Video Mining Using Combinations of Unsupervised and Supervised Learning Techniques
| Citation: |
Divakaran, A.; Miyaraha, K.; Peker, K.A.; Radhakrishnan, R.; Xion, Z., "Video Mining Using Combinations of Unsupervised and Supervised Learning Techniques", SPIE Conference on Storage and Retrieval for Multimedia Databases, Vol. 5307, pp. 235-243, January 2004 (SPIE Proceedings) |
| MERL Report: | TR2004-007 |
We discuss the meaning and significance of the video mining problem, and present our work on some aspects of video mining. A simple definition of video mining is unsupervised discovery of patterns in audio-visual content. Such purely unsupervised discovery is readily applicable to video surveillance as well as to consumer video browsing applications. We interpret video mining as content-adaptive or blind content processing, in which the first stage is content characterization and the second stage is event discovery based on the characterization obtained in stage 1. We discuss the target applications and find that using a purely unsupervised approach is too computationally complex and generally unmanageable to be implemented on our product platform.
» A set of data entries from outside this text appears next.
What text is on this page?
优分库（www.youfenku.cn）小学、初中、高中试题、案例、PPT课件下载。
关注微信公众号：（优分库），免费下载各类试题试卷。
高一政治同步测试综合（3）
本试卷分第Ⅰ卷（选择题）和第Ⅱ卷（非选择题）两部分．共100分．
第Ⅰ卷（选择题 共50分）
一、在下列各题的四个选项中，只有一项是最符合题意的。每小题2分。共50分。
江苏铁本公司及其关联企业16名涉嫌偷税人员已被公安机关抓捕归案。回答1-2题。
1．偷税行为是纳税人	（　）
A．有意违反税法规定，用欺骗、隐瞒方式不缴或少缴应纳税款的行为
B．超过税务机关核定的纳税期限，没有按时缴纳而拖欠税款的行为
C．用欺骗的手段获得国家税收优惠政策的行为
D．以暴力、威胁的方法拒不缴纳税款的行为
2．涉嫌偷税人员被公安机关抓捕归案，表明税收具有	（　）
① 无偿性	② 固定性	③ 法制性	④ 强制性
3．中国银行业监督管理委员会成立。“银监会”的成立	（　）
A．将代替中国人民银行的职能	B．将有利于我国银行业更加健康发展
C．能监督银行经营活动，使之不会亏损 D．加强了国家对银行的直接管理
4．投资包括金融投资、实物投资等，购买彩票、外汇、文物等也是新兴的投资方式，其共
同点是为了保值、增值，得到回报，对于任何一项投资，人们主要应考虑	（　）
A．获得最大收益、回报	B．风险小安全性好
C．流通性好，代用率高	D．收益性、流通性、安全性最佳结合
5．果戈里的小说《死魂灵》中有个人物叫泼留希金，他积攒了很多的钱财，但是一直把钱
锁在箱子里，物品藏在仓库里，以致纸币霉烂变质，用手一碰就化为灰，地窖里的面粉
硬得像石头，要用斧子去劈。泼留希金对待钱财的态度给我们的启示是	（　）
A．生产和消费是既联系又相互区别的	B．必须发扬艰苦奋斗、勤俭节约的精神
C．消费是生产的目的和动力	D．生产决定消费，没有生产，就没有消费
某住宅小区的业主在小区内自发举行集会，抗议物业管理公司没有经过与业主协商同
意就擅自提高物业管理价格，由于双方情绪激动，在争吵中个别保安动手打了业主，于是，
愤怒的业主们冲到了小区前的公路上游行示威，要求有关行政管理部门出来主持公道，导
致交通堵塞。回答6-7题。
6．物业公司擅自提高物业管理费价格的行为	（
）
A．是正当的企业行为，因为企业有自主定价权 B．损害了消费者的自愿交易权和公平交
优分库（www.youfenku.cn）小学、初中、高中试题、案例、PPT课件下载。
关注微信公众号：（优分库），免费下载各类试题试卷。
We then describe various combinations of unsupervised and supervised learning techniques that help discover patterns that are useful to the end-user of the application. We target consumer video browsing applications such as commercial message detection, sports highlights extraction etc. We employ both audio and video features. We find that supervised audio classification combined with unsupervised unusual event discovery enables accurate supervised detection of desired events. Our techniques are computationally simple and robust to common variations in production styles etc.